取引時間中は中国・上海株や香港株、韓国株などアジア市場が総じて安く、これも市場心理を悪化させ、値下がり銘柄数は全体の7割を占めた。
 
また、日経平均の銘柄入れ替えに伴う売りも需給面で重荷となり、前日比の下げ幅は200円を超える場面があった。
8月1日に千代建が日経平均採用銘柄から除外され、バンナムHDが組み入れられる。株価指数に連動して運用する投資家はバンナムHDの購入資金を確保するために既存の採用銘柄を売る必要があり、投資家の注文を受けた証券会社の先物売りが優勢だった。
 
午後に日銀の上場投資信託(ETF)買い観測で下げ幅を縮小する場面があった。主要企業の2019年4〜6月期の決算発表が本格化するなか、「好業績銘柄には海外投資家の買いが入っていた」との声も聞かれた。

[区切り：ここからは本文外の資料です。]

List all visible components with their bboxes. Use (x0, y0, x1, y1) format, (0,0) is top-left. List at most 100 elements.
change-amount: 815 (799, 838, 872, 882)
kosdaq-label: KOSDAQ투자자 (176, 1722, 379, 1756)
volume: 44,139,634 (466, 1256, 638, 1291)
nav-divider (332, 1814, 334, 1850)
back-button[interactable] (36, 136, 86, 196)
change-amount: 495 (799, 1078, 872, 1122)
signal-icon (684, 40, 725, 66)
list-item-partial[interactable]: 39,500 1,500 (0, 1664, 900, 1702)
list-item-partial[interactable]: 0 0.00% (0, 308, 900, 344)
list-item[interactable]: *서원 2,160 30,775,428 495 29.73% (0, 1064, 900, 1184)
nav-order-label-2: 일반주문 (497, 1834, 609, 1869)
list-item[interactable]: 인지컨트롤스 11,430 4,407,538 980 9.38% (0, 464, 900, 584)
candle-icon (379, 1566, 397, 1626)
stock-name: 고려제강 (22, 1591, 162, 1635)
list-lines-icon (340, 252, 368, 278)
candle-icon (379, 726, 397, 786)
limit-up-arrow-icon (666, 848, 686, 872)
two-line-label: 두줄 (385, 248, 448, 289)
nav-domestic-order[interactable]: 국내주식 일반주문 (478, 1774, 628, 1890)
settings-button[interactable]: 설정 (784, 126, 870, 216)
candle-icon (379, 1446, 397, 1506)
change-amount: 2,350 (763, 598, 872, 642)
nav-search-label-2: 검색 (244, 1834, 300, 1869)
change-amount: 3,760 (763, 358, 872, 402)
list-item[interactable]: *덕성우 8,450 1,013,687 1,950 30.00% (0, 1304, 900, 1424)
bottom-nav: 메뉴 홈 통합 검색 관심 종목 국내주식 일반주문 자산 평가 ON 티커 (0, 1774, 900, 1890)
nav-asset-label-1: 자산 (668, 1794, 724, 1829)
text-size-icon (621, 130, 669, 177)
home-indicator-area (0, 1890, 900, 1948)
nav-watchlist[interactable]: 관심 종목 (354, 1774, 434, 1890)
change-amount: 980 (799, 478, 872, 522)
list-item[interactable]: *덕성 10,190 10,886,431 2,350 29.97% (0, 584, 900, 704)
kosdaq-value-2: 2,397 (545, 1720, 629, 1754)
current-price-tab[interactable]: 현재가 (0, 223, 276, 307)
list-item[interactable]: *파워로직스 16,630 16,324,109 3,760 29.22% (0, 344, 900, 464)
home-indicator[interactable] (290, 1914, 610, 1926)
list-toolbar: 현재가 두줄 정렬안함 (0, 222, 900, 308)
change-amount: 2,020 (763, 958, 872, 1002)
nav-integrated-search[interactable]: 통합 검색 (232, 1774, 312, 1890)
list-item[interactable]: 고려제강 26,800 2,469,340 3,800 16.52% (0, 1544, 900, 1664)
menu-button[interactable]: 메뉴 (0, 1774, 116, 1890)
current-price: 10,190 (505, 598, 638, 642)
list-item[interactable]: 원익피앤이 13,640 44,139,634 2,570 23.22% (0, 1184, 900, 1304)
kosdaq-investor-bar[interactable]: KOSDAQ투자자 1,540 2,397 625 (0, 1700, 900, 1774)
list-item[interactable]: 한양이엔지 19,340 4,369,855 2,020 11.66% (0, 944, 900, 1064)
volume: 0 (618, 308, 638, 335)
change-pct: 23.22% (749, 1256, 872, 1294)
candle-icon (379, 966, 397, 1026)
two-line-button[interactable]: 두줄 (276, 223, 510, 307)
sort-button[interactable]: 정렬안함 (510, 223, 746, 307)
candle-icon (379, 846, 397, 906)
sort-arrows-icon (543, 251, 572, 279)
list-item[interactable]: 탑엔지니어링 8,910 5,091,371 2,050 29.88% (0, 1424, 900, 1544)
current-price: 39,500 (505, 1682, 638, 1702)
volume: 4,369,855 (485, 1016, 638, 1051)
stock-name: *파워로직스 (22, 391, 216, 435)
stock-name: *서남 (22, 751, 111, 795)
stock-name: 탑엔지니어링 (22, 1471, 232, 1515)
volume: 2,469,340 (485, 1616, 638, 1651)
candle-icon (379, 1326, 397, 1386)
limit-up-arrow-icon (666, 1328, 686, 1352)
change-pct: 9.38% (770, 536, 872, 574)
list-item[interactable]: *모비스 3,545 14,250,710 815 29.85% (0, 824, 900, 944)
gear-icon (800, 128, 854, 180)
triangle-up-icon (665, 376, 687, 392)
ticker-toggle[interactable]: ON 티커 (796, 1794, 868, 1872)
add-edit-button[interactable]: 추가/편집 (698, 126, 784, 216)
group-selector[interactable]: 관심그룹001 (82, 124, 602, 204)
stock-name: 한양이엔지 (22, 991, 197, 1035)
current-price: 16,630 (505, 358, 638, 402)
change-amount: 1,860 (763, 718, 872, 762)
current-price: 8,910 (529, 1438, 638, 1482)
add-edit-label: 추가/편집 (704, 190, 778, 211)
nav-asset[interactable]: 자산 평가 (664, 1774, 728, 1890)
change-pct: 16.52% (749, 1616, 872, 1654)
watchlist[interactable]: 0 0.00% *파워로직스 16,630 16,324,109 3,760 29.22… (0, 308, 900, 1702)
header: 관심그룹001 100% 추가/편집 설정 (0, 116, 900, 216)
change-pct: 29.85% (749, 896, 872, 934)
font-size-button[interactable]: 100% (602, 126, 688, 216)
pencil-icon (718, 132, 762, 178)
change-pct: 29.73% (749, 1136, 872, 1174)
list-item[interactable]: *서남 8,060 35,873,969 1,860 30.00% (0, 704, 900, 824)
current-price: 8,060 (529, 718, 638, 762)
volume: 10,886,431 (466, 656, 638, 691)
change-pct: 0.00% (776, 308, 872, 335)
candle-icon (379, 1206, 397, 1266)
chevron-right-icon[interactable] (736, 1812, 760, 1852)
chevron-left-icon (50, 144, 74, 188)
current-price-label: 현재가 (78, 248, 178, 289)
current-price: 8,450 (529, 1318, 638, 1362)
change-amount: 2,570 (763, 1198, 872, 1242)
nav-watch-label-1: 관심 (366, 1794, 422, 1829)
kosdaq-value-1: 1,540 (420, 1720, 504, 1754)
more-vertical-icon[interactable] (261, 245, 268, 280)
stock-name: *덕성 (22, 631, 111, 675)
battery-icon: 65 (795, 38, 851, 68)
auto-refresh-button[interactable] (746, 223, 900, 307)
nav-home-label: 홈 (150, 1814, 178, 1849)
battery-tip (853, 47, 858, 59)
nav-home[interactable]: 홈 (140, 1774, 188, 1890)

輸送用機器株が売られる一方、第一三共など医薬品株や、19年4〜6月期に営業増益となったソニーが大幅高となるなど、好決算銘柄が買われ相場を支えた。
 
ただ、「パウエル米連邦準備制度理事会(FRB)議長の会見内容によっては円高が進むことも予想される。市場参加者は動きづらい」と市場関係者は指摘した。
 
東証株価指数(TOPIX)は反落し、10.44ポイント安の1565.14で終えた。JPX日経インデックス400も反落した。終値は前日比80.55ポイント安の1万3921.46だった。
 
東証1部の売買代金は概算で2兆6650億円、売買高は13億5088万株だった。値下がり銘柄数は1525、値上がりは547、変わらずは78だった。
業種別株価指数(33業種)は、海運業、倉庫・運輸関連業、輸送用機器の下落が目立った。上昇は医薬品、電気・ガス業、金属製品など。
 
個別では、千代建、エプソン、任天堂、ファーストリテイリング、ソフトバンクグループ、楽天、川崎汽が売られた。キーエンス、ファナック、デンソー、花王も安い。コニカミノルタは大幅安となった。ポーラ・オルビスホールディングスの下げも目立った。
 
半面、19年4〜6月期に営業増益だったソニーが売買代金トップで大幅高、第一三共が大きく買われ、ZOZO、バンダイナムコホールディングス、日通、三菱ケミHDが上昇した。大日本住友、ガイシ、アンリツ、アイネット、MARUWAも値を上げた。フタバ産業が大幅高となり、システムソフト、三和ホールディングス、日本M&Aセンターも買われた。
 
東証2部株価指数は続伸した。前日比38.26ポイント高の6724.34ポイントだった。
出来高9810万株。値上がり銘柄数は196、値下がり銘柄数は194となった。
 
個別では、明豊ファシリティワークスがストップ高となった。プレミアムウォーターホールディングス、ジー・スリーホールディングス、いい生活、JFEコンテイナー、トリニティ工業など9銘柄は年初来高値を更新した。ユーピーアール、ウインテスト、阪神内燃機工業、田岡化学工業、アルチザネットワークスが買われた。
 
一方、東京會舘が年初来安値を更新した。三社電機製作所、ケー・エフ・シー、ウィル、マイスターエンジニアリング、さくらケーシーエスが売られた。